Perdre ta job, c’est comme perdre un être cher…


Carrière, Développement de carrière / dimanche, mars 11th, 2018

Présentement, tu as peut-être l’impression que la terre vient d’arrêter de tourner. Tu as perdu ta job. Tu n’en reviens tout simplement pas que ça t’arrive à toi. Tu es en TA après ton ancien boss. Tu te sens coupable et tu te questionnes à savoir ce que tu aurais pu faire ou ne pas faire pour éviter ça. Puis, la réalité te rattrape. Tu es sur le chômage…

Non, ta vie n’est pas finie! Perdre un emploi, ça veut dire que tu auras un deuil à faire. Le processus de deuil est le même que lorsqu’on perd un être cher. Voyons voir… Il y a plus de 2 ans, j’ai perdu mon père. Il n’avait que 63 ans. J’ai appris l’existence de son cancer 9 mois avant sa mort. Le choc était tel que, lorsque j’ai appris la nouvelle, j’ai passé la nuit à faire du ménage. Je n’avais aucune émotion mais plutôt un boost d’énergie incroyable. J’étais sous le choc. Dans les 48 heures qui ont suivies, j’ai commencé à en vouloir à de purs inconnus. Le simple fait de croiser une personne âgée dans la rue me rendait folle de rage. Pourquoi la vie s’en était prise à mon père qui n’avait même pas encore pu profiter de sa retraite? J’étais en colère. Puis, je me suis faite à l’idée : il allait mourir. À 32 ans, j’allais perdre mon père. C’est ce qui est éventuellement arrivé. J’ai pleuré un peu chaque jour pendant 6 mois. Il me manquait tellement. J’étais triste. La vie a suivi son cours. L’automne dernier, je ne vous mentirais pas en vous disant que j’ai oublié le 2e anniversaire de décès de mon père. Ben oui! J’y ai pensé quelques jours plus tard et j’en ai rigolé tout en m’adressant à mon père là-haut. Que veux-tu? J’avais des projets plein la tête à ce moment-là. J’étais ailleurs. Bref, je savais que mon deuil était fait. J’avais accepté sa mort.

Comprends-tu pourquoi je te dis que le deuil associé à la perte d’un emploi est similaire à celle de la perte d’un être cher? Les grandes étapes du deuil sont les mêmes : (1) le choc et le déni; (2) la colère; (3) le marchandage; (4) la dépression et la tristesse; (5) l’acceptation. Évidemment, la perte d’un emploi a des réalités additionnelles qui lui sont propres. Qui dit perte d’emploi dit réorganisation de son budget. Qui dit perte d’emploi dans la cinquantaine dit défi additionnel.

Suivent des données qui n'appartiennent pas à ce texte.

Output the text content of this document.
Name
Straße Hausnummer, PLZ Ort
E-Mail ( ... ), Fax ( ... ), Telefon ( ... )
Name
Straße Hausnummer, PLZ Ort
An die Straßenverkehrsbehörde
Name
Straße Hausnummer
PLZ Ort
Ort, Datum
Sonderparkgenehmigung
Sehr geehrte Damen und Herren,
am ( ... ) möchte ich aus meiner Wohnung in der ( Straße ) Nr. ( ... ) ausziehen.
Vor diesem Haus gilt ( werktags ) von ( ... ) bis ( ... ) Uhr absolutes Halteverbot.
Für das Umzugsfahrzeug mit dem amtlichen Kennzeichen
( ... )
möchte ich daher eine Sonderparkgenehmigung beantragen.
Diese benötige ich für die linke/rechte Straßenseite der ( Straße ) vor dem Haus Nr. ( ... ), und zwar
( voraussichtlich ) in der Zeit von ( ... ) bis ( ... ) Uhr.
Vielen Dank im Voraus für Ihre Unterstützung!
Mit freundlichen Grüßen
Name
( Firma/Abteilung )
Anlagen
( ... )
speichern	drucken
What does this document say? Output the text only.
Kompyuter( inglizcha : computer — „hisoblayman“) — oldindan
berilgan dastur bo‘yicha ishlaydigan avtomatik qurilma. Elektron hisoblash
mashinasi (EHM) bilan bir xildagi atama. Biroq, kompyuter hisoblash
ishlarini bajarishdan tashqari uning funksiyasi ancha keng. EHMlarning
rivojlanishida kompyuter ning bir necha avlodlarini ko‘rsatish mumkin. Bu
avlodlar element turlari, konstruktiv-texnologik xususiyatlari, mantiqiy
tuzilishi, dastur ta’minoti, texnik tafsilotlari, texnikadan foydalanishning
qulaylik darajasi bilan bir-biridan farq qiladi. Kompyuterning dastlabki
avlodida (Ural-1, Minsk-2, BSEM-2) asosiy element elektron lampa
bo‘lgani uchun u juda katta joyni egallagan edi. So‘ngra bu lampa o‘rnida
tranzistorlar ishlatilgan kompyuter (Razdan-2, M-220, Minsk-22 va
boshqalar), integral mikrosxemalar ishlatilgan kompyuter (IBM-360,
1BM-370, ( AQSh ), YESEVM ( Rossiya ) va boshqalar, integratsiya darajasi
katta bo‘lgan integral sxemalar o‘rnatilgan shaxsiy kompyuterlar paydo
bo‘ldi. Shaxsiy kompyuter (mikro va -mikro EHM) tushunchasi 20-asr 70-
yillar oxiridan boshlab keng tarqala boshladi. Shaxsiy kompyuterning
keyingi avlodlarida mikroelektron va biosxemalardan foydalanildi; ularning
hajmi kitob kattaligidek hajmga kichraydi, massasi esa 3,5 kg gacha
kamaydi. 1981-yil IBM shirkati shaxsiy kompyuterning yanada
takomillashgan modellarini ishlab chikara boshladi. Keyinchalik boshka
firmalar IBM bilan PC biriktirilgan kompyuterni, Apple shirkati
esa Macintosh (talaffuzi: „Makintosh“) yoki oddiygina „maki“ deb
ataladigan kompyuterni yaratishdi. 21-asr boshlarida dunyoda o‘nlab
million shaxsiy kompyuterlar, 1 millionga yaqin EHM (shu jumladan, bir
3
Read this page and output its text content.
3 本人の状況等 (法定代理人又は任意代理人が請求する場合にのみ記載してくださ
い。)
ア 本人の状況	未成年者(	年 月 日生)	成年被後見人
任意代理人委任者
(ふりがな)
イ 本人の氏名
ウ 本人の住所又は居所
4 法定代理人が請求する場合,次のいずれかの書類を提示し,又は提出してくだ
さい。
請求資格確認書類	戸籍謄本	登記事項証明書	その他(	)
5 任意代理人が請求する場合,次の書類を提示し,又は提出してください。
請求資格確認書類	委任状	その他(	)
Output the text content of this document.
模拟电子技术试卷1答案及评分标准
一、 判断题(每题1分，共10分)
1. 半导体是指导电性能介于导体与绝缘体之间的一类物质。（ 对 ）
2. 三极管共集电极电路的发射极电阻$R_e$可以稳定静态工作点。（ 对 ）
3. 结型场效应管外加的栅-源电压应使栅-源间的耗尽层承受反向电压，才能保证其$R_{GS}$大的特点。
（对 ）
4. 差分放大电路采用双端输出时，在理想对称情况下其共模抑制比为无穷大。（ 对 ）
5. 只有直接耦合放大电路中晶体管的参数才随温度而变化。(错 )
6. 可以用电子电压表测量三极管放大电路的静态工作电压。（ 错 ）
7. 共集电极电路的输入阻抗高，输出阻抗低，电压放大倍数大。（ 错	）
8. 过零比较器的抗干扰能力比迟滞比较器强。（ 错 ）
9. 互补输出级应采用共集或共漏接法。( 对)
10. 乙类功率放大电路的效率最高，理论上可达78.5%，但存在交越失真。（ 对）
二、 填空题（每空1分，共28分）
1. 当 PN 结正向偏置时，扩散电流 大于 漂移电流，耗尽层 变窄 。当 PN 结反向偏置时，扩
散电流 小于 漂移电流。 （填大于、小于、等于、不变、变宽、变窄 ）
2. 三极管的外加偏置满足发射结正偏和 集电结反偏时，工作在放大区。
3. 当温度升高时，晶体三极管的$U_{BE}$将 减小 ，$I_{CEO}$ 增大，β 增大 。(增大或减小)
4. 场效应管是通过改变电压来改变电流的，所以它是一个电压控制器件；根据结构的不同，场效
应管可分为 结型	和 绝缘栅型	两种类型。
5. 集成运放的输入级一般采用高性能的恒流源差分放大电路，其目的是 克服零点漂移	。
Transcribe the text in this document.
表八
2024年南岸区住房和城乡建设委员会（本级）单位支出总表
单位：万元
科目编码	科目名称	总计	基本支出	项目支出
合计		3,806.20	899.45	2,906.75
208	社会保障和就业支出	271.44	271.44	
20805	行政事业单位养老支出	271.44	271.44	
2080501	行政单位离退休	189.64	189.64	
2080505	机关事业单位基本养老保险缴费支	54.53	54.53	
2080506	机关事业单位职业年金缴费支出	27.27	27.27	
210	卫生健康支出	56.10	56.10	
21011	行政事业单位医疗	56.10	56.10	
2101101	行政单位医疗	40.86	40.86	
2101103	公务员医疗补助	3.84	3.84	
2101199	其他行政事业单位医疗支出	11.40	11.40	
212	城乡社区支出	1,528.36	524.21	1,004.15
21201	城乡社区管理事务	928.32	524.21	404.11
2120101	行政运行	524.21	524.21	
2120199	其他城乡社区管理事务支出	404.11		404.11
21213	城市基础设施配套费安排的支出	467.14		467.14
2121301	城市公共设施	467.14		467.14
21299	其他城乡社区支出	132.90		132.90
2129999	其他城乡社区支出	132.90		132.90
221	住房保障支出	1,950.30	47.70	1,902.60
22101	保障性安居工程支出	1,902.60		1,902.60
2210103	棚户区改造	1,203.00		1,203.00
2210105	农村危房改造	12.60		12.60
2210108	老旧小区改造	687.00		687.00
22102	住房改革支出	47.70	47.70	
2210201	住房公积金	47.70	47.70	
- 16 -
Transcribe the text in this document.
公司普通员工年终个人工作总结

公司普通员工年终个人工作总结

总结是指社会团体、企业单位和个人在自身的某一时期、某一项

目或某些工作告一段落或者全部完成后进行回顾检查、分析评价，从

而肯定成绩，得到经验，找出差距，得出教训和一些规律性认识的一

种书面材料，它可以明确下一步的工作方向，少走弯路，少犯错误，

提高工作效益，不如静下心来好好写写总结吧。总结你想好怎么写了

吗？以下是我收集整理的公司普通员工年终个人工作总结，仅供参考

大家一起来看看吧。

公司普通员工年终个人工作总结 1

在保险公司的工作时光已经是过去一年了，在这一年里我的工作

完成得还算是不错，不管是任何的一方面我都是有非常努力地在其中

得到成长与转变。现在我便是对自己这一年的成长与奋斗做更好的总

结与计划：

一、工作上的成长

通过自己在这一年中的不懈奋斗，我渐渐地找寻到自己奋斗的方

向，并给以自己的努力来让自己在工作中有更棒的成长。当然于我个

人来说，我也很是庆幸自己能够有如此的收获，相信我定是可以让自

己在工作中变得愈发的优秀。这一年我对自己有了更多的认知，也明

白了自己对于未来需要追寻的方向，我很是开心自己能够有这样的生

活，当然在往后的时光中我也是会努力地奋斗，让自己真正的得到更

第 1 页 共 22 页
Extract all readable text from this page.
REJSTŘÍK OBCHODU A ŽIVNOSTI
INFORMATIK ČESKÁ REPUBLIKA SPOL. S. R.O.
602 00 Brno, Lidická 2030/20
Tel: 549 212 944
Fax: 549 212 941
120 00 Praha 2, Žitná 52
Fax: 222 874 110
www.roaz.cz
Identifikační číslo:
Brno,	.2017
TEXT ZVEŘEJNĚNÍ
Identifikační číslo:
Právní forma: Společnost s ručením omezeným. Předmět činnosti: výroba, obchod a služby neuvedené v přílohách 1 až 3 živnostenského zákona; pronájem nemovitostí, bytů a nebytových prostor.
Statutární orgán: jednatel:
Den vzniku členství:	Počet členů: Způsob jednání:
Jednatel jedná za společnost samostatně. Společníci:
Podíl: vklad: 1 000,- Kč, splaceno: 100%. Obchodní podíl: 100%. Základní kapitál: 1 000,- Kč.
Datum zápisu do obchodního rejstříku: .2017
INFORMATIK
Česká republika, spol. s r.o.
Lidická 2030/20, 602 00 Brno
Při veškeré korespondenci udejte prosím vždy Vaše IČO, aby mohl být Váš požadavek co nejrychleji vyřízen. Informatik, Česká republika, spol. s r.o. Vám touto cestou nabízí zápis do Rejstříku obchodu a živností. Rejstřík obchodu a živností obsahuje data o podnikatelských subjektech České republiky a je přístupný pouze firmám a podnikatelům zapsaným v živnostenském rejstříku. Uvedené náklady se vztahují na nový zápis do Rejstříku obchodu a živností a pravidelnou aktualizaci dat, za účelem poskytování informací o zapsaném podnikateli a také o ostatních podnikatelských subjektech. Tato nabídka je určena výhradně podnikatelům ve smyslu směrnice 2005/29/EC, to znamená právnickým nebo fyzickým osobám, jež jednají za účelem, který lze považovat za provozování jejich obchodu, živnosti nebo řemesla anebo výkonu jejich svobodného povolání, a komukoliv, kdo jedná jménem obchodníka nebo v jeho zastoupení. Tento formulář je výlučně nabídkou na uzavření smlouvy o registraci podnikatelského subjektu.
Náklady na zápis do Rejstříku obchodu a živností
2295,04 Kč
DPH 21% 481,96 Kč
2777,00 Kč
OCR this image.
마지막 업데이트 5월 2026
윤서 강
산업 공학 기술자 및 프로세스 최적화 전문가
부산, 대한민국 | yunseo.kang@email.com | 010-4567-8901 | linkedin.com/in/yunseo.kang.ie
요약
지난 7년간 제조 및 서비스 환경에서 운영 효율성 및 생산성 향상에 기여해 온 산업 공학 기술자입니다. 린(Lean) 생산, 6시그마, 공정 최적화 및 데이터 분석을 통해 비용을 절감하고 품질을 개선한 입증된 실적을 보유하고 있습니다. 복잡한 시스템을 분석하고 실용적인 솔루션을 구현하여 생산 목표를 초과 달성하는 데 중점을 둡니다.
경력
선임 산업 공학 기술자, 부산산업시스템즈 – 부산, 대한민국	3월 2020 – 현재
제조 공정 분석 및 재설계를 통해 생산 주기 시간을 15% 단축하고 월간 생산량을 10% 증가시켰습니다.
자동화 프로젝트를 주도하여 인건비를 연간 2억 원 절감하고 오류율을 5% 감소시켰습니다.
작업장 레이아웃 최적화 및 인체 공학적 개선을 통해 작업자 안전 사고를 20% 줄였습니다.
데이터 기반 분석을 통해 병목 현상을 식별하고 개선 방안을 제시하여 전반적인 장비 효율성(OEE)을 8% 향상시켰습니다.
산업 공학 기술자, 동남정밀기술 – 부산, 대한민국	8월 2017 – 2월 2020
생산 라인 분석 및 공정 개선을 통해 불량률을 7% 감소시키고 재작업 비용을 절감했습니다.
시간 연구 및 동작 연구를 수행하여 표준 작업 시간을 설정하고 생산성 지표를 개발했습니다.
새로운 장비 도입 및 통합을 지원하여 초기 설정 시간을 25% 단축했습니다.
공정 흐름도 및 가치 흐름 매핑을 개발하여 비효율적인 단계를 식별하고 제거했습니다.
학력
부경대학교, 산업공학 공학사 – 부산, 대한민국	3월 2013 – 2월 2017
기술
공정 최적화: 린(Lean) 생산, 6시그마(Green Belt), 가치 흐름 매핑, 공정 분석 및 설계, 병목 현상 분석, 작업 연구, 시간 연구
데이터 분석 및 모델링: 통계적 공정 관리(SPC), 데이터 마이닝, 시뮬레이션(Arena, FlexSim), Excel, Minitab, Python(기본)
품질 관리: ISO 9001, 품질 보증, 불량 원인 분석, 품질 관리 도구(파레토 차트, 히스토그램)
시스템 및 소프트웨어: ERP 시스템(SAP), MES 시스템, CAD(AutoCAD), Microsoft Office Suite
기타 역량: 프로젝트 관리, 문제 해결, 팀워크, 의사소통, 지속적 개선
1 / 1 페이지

Anyways, j’ai passé au travers. Toi aussi, tu passeras au travers. Ta vie n’est pas finie. Tu sais quoi? Il est même probable que, dans quelques années, tu réalises qu’il fallait que tu perdes cet emploi pour réaliser d’autres projets importants à tes yeux. Dans mon cas, la maladie de mon père m’a fait réaliser l’importance de la famille. Pendant ma vingtaine, je ne voulais rien savoir d’avoir des enfants. Ma conception de la vie et de la mort ont changé. Si je n’avais pas perdu mon père, je n’aurais probablement jamais eu d’enfant. Si je n’avais pas été en congé de maternité, je n’aurais probablement jamais démarré mon blog et écrit ces lignes.

Fais ton deuil. C’est correct d’en vouloir à ton boss et à la société. C’est correct de pleurer. C’est correct d’avoir mal en-dedans. L’important, c’est que tu t’accordes le temps nécessaire pour vivre tes émotions et que tu puisses en parler à quelqu’un autour de toi qui sera à l’écoute.

Ah oui! J’oubliais! Rends-toi service et ne prends pas de grandes décisions quant à ta vie professionnelle. Après tout, ça ne serait probablement pas les décisions du siècle! Lorsque ton deuil sera fait, il sera alors temps pour toi de passer à autre chose. Tu sais, parfois, il faut faire quelques pas à l’arrière pour mieux avancer… Courage!